À L’AFFICHE Culturellement vôtre, par J.-Ch. Buisson et les passe-temps d’Éric Neuhoff
Dans un texte sensible et joliment mélancolique, Michel Field raconte sa ville autant que sa vie.
Du passé, Michel Field rêvait de faire table rase quand, jeune militant trotskiste, il menait la fronde lycéenne contre la loi Debré. C’était il y a bientôt un demi-siècle, c’était il y a mille ans. Depuis, la raison est revenue au professeur de philosophie devenu journaliste, puis animateur apprécié d’émissions politiques ou culturelles, puis responsable de programmes dans l’audiovisuel public. Au point de flirter avec une forme de mélancolie, voire de nostalgie, pour un vieux monde qu’il n’appelle plus à fuir comme le réclamait un célèbre slogan de Mai 68. Paris émois (Éditions Mialet-Barrault) est une magnifique promenade littéraire hantée par les ombres ou les fantômes de Mercier, Hazan et Modiano.

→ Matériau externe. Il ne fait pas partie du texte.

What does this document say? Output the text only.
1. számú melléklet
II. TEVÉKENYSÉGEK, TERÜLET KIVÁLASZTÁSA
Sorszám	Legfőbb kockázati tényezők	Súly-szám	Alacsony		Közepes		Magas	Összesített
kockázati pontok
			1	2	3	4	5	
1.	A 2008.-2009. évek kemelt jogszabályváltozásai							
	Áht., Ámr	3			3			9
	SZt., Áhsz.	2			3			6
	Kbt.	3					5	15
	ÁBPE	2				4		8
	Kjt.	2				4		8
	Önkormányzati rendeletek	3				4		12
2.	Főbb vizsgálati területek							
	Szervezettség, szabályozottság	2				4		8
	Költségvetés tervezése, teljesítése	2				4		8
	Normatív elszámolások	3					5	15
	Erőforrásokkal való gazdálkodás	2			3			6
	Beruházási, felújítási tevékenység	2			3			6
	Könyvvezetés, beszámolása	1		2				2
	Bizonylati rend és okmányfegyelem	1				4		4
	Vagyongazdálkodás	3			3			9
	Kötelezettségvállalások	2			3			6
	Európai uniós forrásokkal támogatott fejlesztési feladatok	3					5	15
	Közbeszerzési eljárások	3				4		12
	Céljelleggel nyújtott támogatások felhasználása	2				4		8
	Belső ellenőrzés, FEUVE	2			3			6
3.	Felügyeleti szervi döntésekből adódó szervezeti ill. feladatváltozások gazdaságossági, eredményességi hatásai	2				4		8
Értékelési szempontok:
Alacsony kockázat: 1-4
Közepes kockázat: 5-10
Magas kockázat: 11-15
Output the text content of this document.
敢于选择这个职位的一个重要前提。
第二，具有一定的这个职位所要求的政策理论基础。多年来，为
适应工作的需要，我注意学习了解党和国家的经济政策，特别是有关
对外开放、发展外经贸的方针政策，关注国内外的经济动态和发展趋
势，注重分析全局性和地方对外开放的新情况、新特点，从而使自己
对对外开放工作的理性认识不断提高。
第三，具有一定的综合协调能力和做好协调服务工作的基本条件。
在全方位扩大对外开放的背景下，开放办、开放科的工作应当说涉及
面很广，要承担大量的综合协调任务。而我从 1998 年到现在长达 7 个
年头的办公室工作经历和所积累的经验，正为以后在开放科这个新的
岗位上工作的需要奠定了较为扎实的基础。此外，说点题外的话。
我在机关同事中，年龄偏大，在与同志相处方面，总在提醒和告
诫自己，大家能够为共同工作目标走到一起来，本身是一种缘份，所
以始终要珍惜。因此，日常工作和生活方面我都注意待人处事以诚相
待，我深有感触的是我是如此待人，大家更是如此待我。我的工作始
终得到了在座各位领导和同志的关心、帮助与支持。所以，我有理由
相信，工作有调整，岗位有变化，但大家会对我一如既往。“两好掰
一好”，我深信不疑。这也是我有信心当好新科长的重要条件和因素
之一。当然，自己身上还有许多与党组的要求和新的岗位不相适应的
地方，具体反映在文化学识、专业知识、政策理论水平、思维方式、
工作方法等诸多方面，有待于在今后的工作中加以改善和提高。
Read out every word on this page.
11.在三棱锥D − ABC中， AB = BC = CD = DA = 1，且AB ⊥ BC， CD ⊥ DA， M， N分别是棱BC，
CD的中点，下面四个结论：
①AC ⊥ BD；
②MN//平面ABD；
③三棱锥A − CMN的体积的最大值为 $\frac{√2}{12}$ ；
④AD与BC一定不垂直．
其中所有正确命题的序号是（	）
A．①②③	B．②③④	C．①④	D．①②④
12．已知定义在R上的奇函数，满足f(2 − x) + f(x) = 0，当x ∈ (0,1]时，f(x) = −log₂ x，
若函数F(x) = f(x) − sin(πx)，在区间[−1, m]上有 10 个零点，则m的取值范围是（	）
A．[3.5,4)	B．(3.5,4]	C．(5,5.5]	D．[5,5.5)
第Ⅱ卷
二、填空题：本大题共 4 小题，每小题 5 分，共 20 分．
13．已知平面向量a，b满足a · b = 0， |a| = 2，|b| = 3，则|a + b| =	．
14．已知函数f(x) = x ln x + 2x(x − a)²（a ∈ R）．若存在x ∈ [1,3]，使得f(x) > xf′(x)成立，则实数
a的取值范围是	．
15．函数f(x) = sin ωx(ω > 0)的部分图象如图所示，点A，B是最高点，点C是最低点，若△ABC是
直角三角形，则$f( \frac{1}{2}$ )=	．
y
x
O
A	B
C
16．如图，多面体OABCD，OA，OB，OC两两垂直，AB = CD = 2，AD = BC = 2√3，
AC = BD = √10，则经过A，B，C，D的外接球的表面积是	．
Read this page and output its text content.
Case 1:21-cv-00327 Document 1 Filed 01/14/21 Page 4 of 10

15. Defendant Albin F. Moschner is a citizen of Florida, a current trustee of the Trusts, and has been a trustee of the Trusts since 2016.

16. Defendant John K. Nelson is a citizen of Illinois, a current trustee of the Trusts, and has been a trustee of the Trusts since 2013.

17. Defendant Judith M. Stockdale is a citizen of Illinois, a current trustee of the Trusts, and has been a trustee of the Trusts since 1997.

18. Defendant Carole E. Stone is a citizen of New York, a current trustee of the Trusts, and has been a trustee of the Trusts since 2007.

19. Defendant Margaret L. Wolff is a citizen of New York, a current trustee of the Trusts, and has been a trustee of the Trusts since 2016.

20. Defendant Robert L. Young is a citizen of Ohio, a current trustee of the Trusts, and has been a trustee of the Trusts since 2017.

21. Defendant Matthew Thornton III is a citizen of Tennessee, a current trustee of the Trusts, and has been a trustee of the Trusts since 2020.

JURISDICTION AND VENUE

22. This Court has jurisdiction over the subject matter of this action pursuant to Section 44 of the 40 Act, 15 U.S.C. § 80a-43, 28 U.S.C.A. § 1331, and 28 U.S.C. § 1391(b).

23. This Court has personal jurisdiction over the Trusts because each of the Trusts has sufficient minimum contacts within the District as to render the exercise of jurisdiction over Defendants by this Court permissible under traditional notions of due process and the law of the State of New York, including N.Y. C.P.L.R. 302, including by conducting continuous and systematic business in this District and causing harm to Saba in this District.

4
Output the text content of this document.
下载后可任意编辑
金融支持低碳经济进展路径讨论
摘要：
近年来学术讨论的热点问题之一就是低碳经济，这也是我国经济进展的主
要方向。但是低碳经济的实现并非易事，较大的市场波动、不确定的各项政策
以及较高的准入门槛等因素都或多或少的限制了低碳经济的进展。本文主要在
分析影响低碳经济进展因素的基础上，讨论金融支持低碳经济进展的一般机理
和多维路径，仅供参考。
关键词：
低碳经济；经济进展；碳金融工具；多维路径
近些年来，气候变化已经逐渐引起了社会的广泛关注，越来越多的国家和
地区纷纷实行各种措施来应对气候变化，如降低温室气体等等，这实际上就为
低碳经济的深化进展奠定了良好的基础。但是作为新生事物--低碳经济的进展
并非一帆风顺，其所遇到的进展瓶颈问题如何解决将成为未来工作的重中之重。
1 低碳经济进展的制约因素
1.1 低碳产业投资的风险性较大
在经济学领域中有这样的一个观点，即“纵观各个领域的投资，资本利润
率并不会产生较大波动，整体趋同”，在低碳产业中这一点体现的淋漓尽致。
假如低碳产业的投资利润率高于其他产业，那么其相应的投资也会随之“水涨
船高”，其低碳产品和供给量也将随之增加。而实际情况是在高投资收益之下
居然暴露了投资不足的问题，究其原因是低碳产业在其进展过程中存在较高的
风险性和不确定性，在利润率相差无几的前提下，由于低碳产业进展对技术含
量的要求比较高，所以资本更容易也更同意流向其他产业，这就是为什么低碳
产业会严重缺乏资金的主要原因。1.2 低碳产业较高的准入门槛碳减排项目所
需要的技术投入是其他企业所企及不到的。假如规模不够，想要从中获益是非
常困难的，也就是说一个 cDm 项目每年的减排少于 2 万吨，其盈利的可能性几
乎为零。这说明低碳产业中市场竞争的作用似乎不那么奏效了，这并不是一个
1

Les lecteurs de Léon Daudet y trouveront même des accents de Paris vécu, avec cet art maîtrisé de mêler des souvenirs personnels et une description précise, presque clinique, des rues, des bâtiments, des ambiances, des odeurs perçus, aperçus ou entraperçus durant douze mois d’une année récente.
Dans ces 230 pages merveilleuses éclatent l’érudition historique et politique de Michel Field, son implication passionnée dans la vie de la Cité, mais aussi une lucidité, une honnêteté et une tendresse parfois inattendues. Qui imaginait ces torrents d’émotion (ferveur, tristesse, déception, enthousiasme) que la vue d’une silhouette jadis croisée, d’un coeur autrefois conquis, d’un lieu naguère fréquenté (un cinéma, un couloir de métro, une venelle pavée, une gare, un marché, une salle de spectacle, un local syndical…), pouvait déclencher chez celui dont on croyait naïvement que l’allure et le ton bonhommes disaient sa vérité ? Comment aurait-on pu deviner en lui ce dilemme permanent entre la fidélité à ce qu’il a été et l’envie quotidienne de bousculer ses certitudes, changer ses habitudes (être fils de prolo juif autrichien et grandir dans le 16e le prédisposait certes un peu à cette angoisse existentielle). Lui-même le mesurait-il ? Sans doute pas. Telle est la magie de Paris : conduire à se décrire celui qui l’écrit.